LOS ANGELES -- Metro-Goldwyn-Mayer Inc. ("MGM") today announced that it and approximately 160 of its affiliates have filed Chapter 11 cases in the U.S. Bankruptcy Court for the Southern District of New York (the "Court") to seek confirmation of their "pre-packaged" plan of reorganization ("Plan").
MGM has sufficient cash on hand, and the consent of its lenders to use this cash, to fund normal business operations throughout the Chapter 11 process. MGM has filed "first-day" motions seeking immediate Court approval to continue paying its employees, vendors, participants, guilds and licensors in the ordinary course of business during the entire Chapter 11 process, for both pre-petition and post-petition obligations. MGM anticipates that the Plan will be confirmed by the Court in approximately 30 days.

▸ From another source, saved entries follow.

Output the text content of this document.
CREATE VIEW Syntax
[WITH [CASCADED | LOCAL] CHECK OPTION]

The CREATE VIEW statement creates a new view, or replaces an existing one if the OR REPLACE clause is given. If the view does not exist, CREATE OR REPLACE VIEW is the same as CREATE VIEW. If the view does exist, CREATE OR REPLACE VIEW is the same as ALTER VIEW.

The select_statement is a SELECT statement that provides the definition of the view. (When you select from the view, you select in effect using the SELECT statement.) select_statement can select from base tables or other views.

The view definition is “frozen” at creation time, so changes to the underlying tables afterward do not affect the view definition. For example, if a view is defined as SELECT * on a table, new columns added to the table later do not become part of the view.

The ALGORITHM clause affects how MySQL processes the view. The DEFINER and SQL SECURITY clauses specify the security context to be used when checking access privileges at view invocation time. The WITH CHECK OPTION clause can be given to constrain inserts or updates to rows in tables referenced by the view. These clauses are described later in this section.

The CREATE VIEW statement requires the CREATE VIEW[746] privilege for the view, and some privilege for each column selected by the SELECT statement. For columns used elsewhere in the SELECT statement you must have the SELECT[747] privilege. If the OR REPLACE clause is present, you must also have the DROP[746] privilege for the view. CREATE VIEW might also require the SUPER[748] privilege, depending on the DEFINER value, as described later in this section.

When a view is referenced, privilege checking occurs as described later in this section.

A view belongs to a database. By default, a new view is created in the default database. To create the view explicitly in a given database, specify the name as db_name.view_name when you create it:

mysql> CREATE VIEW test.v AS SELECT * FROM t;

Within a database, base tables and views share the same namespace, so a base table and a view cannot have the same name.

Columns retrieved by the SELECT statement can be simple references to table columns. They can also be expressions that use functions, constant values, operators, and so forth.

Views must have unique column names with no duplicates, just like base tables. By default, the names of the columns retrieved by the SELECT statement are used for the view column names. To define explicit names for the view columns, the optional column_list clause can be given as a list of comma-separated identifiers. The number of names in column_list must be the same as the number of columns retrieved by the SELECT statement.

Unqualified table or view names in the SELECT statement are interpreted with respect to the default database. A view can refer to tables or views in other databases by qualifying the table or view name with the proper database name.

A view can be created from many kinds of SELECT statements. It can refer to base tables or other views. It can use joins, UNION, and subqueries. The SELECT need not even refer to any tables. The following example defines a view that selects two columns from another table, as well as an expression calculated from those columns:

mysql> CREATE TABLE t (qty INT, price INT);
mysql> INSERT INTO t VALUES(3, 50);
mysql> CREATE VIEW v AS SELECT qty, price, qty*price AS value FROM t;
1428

As previously announced on October 29, 2010, MGM's secured lenders, voting in the Company's solicitation process, overwhelmingly approved the proposed plan of reorganization. After considering a range of strategic alternatives over the course of the last 15 months, MGM and its secured lenders determined this plan will allow the Company to emerge as a stable enterprise with new leadership at the helm to move MGM forward.

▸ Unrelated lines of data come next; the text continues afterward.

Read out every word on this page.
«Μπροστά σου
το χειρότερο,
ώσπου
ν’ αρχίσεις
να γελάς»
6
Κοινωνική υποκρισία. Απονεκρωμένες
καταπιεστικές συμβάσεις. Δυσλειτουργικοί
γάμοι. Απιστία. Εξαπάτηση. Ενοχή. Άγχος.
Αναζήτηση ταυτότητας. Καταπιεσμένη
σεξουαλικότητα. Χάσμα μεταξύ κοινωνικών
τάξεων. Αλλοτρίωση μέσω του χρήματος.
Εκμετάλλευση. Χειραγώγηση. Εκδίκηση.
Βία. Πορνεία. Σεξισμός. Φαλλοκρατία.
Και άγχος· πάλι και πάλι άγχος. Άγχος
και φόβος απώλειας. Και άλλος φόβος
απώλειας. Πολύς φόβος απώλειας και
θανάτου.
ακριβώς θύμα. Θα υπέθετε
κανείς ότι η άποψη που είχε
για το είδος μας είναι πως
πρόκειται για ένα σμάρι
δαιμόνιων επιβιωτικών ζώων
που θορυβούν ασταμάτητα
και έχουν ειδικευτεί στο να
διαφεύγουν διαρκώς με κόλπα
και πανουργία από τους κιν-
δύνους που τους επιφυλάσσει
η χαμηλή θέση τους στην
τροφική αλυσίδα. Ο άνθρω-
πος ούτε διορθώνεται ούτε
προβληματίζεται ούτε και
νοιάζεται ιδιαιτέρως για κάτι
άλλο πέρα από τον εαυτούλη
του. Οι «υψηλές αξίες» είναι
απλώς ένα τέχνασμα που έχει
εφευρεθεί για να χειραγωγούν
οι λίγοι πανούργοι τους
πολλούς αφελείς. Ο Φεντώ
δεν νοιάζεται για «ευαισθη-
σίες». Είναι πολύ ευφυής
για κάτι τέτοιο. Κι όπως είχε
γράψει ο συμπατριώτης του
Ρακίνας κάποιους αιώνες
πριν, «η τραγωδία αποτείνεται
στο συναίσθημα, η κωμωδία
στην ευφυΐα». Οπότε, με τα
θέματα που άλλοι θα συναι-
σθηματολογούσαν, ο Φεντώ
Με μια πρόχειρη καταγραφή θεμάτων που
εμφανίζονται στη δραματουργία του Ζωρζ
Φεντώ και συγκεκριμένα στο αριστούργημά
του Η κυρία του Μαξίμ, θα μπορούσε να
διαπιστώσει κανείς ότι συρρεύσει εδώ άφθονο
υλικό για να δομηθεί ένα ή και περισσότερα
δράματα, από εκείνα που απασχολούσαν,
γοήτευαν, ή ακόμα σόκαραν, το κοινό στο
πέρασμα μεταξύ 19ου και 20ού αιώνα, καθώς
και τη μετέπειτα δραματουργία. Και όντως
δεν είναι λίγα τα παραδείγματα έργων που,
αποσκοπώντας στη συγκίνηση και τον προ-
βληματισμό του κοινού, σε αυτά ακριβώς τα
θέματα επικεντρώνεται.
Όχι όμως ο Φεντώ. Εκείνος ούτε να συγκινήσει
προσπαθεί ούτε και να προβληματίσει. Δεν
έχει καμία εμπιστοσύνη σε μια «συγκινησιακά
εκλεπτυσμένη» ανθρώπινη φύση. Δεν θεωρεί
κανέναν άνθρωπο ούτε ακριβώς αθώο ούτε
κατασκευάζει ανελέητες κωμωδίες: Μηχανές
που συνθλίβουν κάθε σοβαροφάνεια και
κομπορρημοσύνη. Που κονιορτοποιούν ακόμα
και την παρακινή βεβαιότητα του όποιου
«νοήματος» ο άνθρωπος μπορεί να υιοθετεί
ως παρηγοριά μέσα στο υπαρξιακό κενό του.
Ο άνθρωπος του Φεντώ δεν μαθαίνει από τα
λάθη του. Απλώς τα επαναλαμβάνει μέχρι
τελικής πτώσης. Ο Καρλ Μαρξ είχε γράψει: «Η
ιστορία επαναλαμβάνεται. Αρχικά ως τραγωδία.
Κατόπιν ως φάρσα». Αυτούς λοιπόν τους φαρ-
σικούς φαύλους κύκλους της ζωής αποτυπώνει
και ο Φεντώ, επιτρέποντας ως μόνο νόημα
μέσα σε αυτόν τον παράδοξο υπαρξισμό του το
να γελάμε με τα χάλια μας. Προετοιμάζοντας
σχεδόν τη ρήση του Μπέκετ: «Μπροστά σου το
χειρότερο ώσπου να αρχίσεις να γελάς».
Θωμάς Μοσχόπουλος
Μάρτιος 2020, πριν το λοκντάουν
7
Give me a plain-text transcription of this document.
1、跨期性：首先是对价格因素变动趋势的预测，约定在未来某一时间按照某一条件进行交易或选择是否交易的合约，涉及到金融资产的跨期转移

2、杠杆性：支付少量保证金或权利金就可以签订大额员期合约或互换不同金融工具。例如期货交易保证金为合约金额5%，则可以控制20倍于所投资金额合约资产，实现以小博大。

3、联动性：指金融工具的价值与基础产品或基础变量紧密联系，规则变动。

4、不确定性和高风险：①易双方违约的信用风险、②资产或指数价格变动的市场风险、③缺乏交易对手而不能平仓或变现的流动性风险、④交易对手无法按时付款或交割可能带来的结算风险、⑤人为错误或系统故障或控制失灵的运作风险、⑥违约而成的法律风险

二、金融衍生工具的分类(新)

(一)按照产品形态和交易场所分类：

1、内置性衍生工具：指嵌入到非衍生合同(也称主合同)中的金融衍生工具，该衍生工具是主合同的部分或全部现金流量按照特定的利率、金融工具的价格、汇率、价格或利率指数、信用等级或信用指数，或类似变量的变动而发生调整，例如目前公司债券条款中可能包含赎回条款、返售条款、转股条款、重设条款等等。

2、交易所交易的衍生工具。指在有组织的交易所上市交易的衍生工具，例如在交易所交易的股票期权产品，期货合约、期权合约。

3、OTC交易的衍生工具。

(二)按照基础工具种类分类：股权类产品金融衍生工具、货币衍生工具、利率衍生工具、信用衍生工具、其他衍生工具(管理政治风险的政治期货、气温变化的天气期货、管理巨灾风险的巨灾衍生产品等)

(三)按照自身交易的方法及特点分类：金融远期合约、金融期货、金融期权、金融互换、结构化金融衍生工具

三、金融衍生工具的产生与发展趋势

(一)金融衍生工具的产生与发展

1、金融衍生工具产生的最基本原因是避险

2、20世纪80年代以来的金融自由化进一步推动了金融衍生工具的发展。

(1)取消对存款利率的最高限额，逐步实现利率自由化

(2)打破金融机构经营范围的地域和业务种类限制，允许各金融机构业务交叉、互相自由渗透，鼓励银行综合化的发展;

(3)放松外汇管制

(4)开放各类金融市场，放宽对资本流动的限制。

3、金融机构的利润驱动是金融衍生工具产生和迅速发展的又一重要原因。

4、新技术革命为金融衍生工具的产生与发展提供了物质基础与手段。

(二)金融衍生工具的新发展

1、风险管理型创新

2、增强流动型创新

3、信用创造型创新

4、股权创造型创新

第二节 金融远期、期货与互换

The Plan provides for the Company's secured lenders to exchange more than $4 billion in outstanding debt for most of the equity in MGM upon its emergence from Chapter 11.
Following the receipt of the requisite consents from its lenders for the Plan, the Company and certain significant consenting debt holders continued efforts to reach agreement with several affiliates of Carl Icahn, which directly or indirectly hold significant MGM debt, regarding the Icahn entities' support of the Plan. The Company, several Icahn entities, and certain significant consenting debt holders reached agreement regarding certain immaterial modifications to the transaction documents that are exhibits to the Plan. Subject to Bankruptcy Court approval, the transaction documents will be modified with respect to certain corporate governance provisions and to eliminate the contribution of assets by Cypress and Garoge, two affiliates of Gary Barber and Roger Birnbaum, and the receipt of stock in reorganized MGM by these entities. Based on these modifications, Mr. Icahn will support the Company's Plan. Under the Plan, Messrs. Barber and Birnbaum, currently co-Chairman and Chief Executive Officer of Spyglass Entertainment, will serve as co-Chief Executive Officer of MGM Holdings Inc. and as co-Chairman and co-Chief Executive Officer of the primary operating subsidiary of MGM Holdings Inc. In addition, Messrs. Barber and Birnbaum will serve as members of the board of directors of MGM Holdings Inc., along with seven lender appointees, including several independent directors.
"For many months, we have been working with our lenders to explore the strategic options available to MGM to improve MGM's financial position and maximize the Company's value," said Co-Chief Executive Officer Steve Cooper. "By sharply reducing MGM's debt load and providing access to new capital, the proposed plan of reorganization achieves these goals. Having received approval through our recently completed solicitation process, we are pleased that the lenders support MGM's approach. We now look forward to quickly emerging from Chapter 11."
Gary Barber and Roger Birnbaum said, "MGM is emerging from one of the most challenging periods of its storied history. We are honored and inspired at the prospect of leading one of Hollywood's most iconic studios into its next generation of unforgettable filmmaking, global television production and distribution, and aggressively pursuing, developing and exploiting new digital entertainment platforms."
Upon its exit from bankruptcy, MGM expects to raise approximately $500 million in financing to fund operations, including production of a new slate of films and television series. MGM will retain ownership of all of its assets.
The Company's restructuring counsel are Skadden, Arps, Slate, Meagher & Flom LLP and Klee, Tuchin, Bogdanoff & Stern LLP and its restructuring advisor is Zolfo Cooper.